While Jazzland attempted to capitalize on local themes such as jazz and Mardi Gras, Six Flags New Orleans merges local and pop culture. The Mardi Gras section includes the steel roller coaster "the Jester." The childrens' area is now "Looney Tunes Adventures." Song-and-dance shows no longer focus exclusively on New Orleans sounds; the package includes "Batman Thrill Spectacular" and the genericized "American Pop" and "Rock this Country!" The most impressive addition to the park is "DC Comics Super Heroes Adventures," a new section featuring four rides, including "Batman: The Ride," a nationally popular roller coaster that propels riders in chairs resembling ski lifts. On, the Batman coaster scores an impressive 8 out of 10 points from riders.

There's also "Club N-0-6," a Friday night teen-oriented disco. "Six Flags is known for going after the teen and young adult market," says editor Niles. "They're less about family rides than they are about the latest thrill ride coaster. If you're a teen, this is great news."

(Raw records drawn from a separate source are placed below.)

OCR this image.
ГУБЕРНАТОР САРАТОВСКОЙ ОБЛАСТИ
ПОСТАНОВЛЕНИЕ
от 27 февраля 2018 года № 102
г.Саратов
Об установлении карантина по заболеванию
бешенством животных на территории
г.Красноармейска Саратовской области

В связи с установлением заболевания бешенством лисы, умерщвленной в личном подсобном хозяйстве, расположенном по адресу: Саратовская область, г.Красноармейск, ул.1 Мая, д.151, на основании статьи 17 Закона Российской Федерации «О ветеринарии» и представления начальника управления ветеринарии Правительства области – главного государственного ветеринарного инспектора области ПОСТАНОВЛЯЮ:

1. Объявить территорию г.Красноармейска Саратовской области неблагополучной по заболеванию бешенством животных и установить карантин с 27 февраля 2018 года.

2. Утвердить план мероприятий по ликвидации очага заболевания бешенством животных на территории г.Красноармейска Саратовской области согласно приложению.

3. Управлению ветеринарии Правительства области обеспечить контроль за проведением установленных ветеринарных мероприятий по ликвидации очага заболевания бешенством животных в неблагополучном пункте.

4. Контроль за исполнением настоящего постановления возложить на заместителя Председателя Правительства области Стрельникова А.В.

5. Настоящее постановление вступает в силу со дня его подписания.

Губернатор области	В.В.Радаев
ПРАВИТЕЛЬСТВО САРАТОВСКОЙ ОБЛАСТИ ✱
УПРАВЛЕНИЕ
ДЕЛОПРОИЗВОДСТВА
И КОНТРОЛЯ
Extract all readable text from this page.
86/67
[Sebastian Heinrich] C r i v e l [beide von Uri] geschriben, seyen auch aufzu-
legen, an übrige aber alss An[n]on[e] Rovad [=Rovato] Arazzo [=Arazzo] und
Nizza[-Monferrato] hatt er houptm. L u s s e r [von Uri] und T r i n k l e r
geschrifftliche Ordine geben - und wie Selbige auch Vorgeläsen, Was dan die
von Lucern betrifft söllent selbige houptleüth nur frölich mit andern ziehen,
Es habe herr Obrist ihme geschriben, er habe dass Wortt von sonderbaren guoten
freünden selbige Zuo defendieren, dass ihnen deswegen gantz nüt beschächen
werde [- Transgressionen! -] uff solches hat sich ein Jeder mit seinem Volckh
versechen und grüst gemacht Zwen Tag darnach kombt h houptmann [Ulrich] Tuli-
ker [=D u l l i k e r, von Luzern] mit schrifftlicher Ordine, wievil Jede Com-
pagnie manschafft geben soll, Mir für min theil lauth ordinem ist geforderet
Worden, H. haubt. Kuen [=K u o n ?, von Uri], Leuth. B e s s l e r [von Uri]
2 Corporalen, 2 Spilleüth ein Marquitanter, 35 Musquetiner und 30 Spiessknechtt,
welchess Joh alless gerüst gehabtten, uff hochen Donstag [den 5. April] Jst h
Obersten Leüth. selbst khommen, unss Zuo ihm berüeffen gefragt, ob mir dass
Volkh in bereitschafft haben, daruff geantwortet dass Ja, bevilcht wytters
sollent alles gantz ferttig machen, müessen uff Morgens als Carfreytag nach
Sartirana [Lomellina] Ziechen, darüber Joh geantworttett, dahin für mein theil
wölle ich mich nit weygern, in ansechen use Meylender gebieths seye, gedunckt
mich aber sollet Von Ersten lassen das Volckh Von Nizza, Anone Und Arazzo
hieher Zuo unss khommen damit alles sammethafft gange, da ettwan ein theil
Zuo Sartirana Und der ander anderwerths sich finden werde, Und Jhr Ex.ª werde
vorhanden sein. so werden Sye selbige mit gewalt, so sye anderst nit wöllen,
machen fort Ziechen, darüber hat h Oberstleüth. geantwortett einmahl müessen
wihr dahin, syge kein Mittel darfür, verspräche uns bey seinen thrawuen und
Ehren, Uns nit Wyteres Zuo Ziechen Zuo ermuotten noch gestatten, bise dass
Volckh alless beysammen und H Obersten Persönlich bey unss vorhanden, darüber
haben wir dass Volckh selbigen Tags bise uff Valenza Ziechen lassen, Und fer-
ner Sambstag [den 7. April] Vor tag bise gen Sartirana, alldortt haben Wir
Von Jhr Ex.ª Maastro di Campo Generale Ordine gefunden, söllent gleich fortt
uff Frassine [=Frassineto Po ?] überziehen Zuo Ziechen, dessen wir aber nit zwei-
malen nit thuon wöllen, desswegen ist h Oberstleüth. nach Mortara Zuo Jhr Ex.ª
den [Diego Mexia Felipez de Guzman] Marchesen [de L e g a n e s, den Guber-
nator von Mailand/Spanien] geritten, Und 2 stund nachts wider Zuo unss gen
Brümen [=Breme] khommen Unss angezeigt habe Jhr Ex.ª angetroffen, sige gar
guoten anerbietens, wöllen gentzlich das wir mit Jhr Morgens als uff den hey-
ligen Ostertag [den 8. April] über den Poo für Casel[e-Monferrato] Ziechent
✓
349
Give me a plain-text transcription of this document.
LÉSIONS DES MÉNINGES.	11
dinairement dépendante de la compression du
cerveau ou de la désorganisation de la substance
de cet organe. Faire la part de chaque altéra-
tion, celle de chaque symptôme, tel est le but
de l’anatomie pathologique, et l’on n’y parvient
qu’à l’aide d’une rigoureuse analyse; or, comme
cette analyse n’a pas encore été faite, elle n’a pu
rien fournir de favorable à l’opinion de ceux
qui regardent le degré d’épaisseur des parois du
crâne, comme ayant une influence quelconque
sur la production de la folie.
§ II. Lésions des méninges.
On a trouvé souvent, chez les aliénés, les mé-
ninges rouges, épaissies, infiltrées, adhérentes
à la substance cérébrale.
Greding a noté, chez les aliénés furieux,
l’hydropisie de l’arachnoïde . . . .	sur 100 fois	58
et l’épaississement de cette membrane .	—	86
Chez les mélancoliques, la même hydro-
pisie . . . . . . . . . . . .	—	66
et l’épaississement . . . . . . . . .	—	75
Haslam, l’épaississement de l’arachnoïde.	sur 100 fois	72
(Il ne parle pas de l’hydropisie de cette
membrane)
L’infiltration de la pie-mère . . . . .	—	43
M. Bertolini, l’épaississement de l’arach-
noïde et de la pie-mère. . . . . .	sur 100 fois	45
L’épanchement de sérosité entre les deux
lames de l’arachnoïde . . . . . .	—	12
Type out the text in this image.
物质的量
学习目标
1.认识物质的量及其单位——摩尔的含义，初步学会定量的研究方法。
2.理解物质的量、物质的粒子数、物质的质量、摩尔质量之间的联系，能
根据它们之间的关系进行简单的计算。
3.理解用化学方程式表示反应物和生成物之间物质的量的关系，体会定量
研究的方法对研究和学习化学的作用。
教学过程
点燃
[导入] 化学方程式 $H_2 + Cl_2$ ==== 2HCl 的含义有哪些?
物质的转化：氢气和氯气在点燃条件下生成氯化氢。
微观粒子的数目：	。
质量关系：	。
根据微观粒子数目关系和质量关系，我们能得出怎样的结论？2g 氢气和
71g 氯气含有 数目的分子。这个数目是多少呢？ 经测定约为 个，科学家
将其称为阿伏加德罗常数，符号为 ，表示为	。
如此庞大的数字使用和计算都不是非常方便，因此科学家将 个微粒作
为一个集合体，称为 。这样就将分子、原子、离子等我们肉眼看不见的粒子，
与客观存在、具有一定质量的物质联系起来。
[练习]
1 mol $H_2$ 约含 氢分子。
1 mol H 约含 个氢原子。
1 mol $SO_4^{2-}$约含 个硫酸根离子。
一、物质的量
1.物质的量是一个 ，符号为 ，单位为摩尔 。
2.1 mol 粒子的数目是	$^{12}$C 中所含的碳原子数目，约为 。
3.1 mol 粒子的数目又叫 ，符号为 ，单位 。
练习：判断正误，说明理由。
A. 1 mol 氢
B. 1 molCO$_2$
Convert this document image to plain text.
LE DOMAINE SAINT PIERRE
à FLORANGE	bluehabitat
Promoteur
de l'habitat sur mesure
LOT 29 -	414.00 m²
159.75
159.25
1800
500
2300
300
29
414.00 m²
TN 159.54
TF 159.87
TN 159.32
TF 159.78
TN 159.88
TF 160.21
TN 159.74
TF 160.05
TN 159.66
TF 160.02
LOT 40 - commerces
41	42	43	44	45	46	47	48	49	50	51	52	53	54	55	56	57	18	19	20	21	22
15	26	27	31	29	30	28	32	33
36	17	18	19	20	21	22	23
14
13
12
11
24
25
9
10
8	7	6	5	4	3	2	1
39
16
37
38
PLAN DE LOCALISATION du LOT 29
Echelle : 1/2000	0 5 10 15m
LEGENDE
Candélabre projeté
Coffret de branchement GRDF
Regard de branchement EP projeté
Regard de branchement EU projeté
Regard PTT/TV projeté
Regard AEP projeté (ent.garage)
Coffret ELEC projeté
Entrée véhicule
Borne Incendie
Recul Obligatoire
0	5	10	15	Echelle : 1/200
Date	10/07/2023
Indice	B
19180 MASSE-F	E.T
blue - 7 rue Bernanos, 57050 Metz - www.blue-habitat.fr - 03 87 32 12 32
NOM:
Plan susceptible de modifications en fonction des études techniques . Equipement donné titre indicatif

As Six Flags establishes itself, UNO's Ryan hopes that it will move quickly to add a water park -- something he had advised Jazzland to do from the beginning. We agree, and we hope the park finds room to showcase top local musicians along with their stage shows. Above all, we wish Six Flags success. This time around, let's hope we only feel the bottom falling out when we're on a ride.